Users who were mistakenly awarded additional tokens could voluntarily return the money. In this scenario, Chandrasekera says that “technically the recipient should pay income tax based on the market value of the coins at the time they were received, but if he or she returns the money there is no need to report the income.”
Chandrasekera also makes it clear that nobody has to return the money. When their reward is reported to the IRS, they are simply subject to income tax on that amount.
The winner of the $ 29 million COMP token will take home the most in a scenario where he only pays to Uncle Sam instead of paying it back to Compound.
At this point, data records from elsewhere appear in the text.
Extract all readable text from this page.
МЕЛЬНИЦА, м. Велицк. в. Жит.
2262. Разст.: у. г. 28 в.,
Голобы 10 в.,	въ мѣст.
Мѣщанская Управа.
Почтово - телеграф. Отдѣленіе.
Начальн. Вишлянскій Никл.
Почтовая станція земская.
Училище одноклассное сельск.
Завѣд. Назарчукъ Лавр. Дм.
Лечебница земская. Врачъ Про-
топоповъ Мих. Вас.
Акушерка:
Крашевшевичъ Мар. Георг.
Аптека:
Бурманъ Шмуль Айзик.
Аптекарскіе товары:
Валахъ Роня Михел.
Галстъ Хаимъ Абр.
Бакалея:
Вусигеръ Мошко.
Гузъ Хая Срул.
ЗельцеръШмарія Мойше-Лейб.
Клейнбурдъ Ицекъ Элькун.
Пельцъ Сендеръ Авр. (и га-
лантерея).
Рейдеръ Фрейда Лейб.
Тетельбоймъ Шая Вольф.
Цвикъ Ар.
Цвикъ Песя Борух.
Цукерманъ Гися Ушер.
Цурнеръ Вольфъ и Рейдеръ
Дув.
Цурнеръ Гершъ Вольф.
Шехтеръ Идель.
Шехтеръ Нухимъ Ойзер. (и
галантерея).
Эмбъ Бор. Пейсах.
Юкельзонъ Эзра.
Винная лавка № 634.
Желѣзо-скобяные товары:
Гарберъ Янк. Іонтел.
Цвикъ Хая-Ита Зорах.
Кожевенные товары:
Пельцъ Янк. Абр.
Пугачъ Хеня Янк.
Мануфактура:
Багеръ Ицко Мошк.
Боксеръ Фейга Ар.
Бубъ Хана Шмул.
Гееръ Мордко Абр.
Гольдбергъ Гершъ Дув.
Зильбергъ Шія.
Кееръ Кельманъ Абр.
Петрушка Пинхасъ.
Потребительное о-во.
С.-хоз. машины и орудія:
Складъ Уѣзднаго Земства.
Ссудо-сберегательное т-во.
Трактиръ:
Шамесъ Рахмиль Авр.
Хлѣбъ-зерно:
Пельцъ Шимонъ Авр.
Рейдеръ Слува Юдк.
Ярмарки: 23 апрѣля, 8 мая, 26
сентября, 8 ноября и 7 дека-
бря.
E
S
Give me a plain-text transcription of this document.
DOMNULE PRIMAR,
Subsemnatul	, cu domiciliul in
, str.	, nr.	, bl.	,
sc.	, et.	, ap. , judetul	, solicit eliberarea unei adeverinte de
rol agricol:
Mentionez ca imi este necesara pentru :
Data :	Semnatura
But as Greenspan points out, how things go with this bug is almost entirely irrelevant. “The bigger problem is – can it happen again?” he said.
Compound is the fifth largest DeFi protocol in the world valued at $ 9.65 billion, according to DeFi Llama, which provides ranking and metrics for DeFi protocols.
“The protocol can easily absorb a loss of $ 90 million, and much of that is likely to be returned, but the bigger problem would be if people lose confidence in the system’s ability to function properly,” Greenspan said.